59 Participants Needed

SABR + Pentoxifylline/Vitamin E for Lung Cancer

Age: 18+

Sex: Any

Trial Phase: Phase 2

Sponsor: University of Louisville

Disqualifiers: No prior thoracic radiotherapy, Pregnancy, Recent chemotherapy, others

No Placebo GroupAll trial participants will receive the active study treatment (no placebo)

Prior Safety DataThis treatment has passed at least one previous human trial

What You Need to Know Before You Apply

What is the purpose of this trial?

This trial tests a new combination of treatments for individuals with lung cancer that has recurred or developed anew after previous radiation therapy. It combines a precise, high-dose radiation called Stereotactic Ablative Radiotherapy (SABR) with the drug pentoxifylline (Trental) and Vitamin E to evaluate their safety and effectiveness together. Suitable candidates have had lung cancer before, received radiation treatment, and now have a new or returning lung cancer near the same area. As a Phase 2 trial, this research focuses on measuring the treatment's effectiveness in an initial, smaller group of participants.

Will I have to stop taking my current medications?

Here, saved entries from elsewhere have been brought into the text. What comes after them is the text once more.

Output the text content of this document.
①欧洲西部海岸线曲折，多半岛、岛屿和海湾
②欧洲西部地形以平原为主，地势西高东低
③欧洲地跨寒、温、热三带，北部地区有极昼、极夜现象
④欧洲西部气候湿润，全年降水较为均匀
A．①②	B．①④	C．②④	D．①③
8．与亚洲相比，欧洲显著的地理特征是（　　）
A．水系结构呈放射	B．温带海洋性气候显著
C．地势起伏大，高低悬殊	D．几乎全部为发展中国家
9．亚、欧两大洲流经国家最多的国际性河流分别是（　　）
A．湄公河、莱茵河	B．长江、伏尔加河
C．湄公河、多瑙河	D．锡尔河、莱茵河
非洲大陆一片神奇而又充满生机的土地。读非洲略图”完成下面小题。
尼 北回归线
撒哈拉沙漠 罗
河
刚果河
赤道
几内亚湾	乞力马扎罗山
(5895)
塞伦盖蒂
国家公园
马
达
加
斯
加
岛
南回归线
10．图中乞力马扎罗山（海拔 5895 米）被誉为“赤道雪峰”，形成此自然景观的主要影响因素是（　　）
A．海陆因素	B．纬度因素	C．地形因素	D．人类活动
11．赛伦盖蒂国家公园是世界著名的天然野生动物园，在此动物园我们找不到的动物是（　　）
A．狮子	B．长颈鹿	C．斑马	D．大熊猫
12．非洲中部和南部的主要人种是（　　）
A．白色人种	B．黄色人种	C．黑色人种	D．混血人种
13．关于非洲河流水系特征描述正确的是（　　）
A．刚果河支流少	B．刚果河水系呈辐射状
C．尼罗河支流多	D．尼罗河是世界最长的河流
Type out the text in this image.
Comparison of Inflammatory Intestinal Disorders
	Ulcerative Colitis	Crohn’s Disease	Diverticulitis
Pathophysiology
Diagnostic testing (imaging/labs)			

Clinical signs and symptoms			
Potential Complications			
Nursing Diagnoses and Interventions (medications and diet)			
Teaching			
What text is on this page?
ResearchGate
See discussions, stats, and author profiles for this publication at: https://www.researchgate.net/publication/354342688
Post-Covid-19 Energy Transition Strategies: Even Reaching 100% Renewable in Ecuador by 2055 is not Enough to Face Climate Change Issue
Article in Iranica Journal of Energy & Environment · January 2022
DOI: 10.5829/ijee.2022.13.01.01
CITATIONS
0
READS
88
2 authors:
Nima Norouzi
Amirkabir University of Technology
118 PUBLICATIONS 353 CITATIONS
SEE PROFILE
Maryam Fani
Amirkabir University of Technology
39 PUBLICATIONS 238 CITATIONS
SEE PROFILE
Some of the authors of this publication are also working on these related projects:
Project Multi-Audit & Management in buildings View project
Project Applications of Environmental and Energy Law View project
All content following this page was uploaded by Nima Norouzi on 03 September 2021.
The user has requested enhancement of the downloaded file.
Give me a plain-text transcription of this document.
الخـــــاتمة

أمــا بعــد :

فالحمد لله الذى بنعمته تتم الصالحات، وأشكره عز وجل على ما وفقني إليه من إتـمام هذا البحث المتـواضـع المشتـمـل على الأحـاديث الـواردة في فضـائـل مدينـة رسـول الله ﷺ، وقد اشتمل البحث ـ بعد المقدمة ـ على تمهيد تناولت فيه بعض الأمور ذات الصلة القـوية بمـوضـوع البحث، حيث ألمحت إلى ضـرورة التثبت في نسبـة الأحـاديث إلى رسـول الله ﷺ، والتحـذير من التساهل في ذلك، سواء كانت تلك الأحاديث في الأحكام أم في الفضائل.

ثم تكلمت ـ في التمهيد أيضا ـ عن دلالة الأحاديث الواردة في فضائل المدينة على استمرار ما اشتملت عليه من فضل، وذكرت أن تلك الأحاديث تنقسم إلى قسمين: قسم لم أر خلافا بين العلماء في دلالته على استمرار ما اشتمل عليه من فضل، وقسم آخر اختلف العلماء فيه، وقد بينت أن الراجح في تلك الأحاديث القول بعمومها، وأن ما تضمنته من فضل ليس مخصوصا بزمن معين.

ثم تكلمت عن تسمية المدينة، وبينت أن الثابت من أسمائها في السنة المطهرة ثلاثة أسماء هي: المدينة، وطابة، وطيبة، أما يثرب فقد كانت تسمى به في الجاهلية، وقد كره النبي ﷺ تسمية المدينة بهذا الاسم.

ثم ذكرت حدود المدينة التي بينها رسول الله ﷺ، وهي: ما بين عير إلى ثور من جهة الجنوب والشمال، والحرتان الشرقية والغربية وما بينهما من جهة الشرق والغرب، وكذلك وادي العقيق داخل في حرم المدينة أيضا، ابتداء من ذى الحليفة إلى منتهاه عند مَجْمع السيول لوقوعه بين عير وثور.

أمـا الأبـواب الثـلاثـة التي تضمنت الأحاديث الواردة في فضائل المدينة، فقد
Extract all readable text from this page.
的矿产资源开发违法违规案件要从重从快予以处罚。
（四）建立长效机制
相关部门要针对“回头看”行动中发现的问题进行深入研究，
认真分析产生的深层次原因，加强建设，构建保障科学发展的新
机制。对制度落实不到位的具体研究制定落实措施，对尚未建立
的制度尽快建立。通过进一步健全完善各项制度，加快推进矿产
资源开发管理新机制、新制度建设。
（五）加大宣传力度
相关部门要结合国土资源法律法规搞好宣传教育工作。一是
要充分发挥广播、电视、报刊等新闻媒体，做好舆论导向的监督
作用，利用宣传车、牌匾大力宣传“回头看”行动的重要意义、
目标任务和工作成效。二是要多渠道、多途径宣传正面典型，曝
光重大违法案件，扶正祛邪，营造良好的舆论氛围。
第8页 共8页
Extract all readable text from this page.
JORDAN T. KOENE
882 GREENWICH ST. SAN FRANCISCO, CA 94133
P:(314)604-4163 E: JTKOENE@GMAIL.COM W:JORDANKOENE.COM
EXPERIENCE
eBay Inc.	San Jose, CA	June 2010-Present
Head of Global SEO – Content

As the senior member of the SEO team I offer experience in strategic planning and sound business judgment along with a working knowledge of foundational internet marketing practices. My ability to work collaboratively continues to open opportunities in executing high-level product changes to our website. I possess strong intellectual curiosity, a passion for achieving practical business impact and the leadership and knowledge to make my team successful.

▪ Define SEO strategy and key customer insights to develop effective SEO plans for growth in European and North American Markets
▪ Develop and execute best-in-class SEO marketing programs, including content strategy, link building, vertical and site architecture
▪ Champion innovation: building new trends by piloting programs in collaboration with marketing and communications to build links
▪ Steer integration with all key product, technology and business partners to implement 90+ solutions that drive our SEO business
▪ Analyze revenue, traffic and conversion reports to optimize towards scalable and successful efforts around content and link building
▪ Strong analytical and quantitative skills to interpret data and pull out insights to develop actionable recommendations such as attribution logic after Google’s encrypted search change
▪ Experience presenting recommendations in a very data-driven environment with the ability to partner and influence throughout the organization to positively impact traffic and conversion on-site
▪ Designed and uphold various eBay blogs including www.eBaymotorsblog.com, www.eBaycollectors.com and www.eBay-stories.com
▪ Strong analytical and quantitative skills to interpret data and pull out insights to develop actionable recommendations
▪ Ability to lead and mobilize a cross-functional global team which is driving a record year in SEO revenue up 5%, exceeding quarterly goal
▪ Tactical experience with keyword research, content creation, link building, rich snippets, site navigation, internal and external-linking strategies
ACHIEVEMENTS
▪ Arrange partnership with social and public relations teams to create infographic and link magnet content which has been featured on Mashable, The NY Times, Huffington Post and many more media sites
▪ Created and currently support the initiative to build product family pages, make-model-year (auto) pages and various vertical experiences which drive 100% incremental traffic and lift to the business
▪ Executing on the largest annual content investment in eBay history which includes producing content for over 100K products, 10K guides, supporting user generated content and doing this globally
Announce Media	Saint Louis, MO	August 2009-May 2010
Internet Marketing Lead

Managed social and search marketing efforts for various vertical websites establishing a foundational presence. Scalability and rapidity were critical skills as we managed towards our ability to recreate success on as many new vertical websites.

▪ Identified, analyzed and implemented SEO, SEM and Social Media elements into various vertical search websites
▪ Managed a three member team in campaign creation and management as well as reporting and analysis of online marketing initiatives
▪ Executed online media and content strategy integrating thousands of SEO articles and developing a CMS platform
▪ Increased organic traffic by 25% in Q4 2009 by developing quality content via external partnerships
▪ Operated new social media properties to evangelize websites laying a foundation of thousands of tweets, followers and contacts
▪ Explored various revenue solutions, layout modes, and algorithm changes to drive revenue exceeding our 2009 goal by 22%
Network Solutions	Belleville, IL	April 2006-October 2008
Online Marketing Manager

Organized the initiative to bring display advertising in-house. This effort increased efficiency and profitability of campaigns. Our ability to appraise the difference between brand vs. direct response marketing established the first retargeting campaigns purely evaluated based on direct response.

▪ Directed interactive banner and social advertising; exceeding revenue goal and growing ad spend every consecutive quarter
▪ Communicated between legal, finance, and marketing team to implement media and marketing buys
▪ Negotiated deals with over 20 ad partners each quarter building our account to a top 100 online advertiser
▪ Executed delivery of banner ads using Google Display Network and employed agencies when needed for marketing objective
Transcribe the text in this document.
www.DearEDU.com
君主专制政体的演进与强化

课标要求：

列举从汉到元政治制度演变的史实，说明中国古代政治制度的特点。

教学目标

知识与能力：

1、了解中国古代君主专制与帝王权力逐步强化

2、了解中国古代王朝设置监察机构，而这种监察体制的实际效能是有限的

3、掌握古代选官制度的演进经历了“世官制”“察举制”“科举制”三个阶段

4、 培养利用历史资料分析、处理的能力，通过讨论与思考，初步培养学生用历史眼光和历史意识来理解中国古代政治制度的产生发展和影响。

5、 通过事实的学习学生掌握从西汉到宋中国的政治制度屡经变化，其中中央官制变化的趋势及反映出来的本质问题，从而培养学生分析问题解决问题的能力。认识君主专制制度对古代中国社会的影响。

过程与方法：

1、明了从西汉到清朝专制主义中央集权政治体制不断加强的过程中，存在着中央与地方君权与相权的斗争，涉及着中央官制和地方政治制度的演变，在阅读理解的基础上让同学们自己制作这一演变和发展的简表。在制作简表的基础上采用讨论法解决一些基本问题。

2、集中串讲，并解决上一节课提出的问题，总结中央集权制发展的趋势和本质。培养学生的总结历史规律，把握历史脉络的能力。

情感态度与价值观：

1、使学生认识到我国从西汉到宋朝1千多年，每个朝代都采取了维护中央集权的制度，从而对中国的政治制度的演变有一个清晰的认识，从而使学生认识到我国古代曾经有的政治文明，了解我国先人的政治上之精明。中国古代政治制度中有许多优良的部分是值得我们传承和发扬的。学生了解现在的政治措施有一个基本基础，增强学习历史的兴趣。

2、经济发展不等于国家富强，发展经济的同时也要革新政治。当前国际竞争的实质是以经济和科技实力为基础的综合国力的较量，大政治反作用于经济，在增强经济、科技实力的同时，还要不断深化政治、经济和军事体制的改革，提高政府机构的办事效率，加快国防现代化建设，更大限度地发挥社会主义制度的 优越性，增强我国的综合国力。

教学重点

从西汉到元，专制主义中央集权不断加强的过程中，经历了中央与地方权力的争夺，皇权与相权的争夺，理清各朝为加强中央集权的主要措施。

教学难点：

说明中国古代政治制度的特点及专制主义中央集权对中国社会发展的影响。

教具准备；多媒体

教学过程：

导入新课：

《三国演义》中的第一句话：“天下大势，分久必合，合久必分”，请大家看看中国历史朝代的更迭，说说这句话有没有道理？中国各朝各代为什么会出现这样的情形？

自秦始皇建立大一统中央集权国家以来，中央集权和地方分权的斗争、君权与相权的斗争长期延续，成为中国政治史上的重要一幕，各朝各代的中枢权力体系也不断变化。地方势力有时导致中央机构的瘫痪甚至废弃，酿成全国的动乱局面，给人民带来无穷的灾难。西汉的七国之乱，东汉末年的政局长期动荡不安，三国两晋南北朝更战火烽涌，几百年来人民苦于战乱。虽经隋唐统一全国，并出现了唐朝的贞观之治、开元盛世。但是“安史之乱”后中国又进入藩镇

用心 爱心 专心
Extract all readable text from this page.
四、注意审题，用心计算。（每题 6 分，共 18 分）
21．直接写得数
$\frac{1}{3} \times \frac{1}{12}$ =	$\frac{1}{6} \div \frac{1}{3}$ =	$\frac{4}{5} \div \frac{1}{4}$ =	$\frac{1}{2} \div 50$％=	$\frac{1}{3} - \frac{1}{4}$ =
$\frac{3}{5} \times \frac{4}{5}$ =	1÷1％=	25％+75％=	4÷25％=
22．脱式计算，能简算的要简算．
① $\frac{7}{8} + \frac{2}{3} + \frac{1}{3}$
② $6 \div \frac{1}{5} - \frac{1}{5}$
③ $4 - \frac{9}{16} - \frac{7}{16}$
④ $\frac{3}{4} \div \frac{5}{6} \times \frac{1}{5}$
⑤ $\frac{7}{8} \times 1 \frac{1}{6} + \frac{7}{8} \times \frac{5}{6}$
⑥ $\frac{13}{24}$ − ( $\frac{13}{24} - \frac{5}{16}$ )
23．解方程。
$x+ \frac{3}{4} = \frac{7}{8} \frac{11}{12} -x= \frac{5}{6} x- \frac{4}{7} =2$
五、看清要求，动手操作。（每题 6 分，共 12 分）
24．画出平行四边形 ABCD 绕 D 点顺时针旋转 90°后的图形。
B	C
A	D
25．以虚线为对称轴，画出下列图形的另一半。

The trial does not specify if you need to stop taking your current medications, but you cannot have had chemotherapy within 4 weeks before starting the trial, and you cannot have plans to take chemotherapy at the same time as the trial treatment.

Is there any evidence suggesting that this trial's treatments are likely to be safe?

Previous studies have shown that pentoxifylline, often combined with vitamin E, significantly protects against lung damage from radiation. This combination reportedly reduces radiation's harmful effects, easing the impact on normal tissues. It suggests that pentoxifylline, especially with vitamin E, is well-tolerated by patients undergoing treatments like SABR.

Research on stereotactic ablative radiotherapy (SABR) also shows it is safe. Studies indicate that patients did not experience severe long-term side effects after treatment, suggesting SABR is generally safe for treating lung cancer. Overall, both pentoxifylline with vitamin E and SABR have been found to be safe options, with no major safety concerns reported in the referenced studies.¹ ² ³ ⁴ ⁵

Why do researchers think this study treatment might be promising?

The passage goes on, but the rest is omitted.